Há pessoas que presenteiam com base naquilo que gostariam de receber. E quantas vezes eu própria devo ter feito o mesmo. Ele não. Saía de si como num transe para saber-se de mim. E como alegrava-me a ideia e a prova de que alguém me compreendia e sabia exatamente o que poderia constituir objeto de meu desejo – a conversa girava ao meu redor, e presenteava-me com tudo aquilo que me expandia a fim de que pudesse me tornar não o que era, mas o que imaginava que eu pudesse vir a ser.
E que presente melhor alguém pode receber do que uma voz a bradar: “Nunca deixe de ser você, por nada nem por ninguém. A primeira coisa que vou lhe pedir antes de estabelecermos qualquer relação é que você me prometa que jamais vai deixar de ser você.”
E antes que se perdesse em fantasias sobre mim tratei de revelar algo que supunha ser o pior de todos os defeitos e que poderia comprometer tudo o que pensava acerca de alguém que acabara de conhecer.
“Talvez eu seja a pessoa mais orgulhosa que você já viu na vida”.
Ele sorriu. “Mas é isso que você chama de defeito? Achei que fosse coisa grave e até me assustei com o que poderia dizer.” Quem sabe, para ele, como para Clarice, o orgulho seja apenas algo infantil. Embora mais tarde tenha sentido na pele que eu realmente o era, pois ao dar as costas não mais voltei.

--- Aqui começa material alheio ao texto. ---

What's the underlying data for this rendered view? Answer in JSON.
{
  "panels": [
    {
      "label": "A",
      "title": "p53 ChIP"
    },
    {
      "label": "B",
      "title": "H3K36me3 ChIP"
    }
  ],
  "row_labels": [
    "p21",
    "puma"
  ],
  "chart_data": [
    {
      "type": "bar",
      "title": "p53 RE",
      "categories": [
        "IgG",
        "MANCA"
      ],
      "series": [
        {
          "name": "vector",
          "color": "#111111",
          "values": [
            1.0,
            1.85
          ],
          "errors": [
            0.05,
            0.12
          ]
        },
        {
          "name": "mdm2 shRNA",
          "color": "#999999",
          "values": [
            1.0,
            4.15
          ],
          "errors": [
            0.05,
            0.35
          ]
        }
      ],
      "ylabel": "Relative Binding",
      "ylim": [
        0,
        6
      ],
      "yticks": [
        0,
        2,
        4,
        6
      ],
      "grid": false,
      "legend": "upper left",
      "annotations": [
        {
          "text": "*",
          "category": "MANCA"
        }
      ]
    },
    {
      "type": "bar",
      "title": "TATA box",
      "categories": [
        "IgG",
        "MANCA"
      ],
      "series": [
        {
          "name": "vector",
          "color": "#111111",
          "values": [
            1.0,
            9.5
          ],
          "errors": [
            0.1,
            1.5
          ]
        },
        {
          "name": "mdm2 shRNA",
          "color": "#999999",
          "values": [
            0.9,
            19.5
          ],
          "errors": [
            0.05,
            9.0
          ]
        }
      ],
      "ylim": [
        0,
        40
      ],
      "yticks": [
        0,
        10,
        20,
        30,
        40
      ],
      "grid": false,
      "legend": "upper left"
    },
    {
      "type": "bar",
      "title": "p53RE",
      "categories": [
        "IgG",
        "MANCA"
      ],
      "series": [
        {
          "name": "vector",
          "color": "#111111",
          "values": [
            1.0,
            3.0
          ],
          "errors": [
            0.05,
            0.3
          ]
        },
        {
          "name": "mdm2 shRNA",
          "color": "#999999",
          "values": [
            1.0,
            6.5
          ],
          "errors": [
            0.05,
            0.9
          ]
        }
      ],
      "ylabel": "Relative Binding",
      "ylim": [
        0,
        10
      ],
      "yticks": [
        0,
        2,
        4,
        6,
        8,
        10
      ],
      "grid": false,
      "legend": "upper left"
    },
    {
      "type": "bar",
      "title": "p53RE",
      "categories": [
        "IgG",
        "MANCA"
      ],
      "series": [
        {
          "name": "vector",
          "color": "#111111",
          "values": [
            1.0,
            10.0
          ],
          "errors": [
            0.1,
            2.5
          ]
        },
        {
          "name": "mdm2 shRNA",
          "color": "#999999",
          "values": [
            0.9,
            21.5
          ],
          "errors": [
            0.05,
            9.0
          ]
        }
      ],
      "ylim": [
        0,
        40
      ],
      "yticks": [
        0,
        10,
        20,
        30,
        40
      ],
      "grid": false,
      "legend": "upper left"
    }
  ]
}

Os presentes estão todos guardados e nem todo orgulho do mundo me levaria a desfazer deles. São meus. Sou eus.
Lembro-me de uma aula de Psicanálise, em que a professora narrou um fato curioso sobre um neurótico. Ele morava numa casa parcialmente destruída cuja reforma foi empreendida pelas pessoas que o atendiam no centro médico. A expectativa era de que o morador adorasse a “nova” residência, por a terem tornado mais bela e habitável. No entanto, o homem ficou nervoso ao deparar com a mudança; em poucos dias quebrou as paredes para que o local se parecesse com o de antes da intervenção. Ao ser instado a revelar o motivo disse que a casa como a deixaram nem mesmo parecia que era dele. Queria de volta aquilo com que se identificava, a beleza aos próprios olhos, sua identidade exposta no que lhe pertencia.
Talvez todo esse desgaste seria evitado caso perguntassem ao homem se gostaria que reformassem o lugar onde morava. Presumo que talvez a melhor maneira de dar algo a alguém seja questionar sobre o que mais lhe agrada, com o que se identifica ou prestar atenção ao que gosta ou quer.
“Os homens passam, os diamantes ficam”, dizia a sedutora Marilyn Monroe.
Que cada um tenha a alegria e o prazer de receber de nós os diamantes que considerem de maior valor, alcance e sentido. Imperecível!
Mas cá pra nós: dar de verdade, meu amor, é só para quem sabe.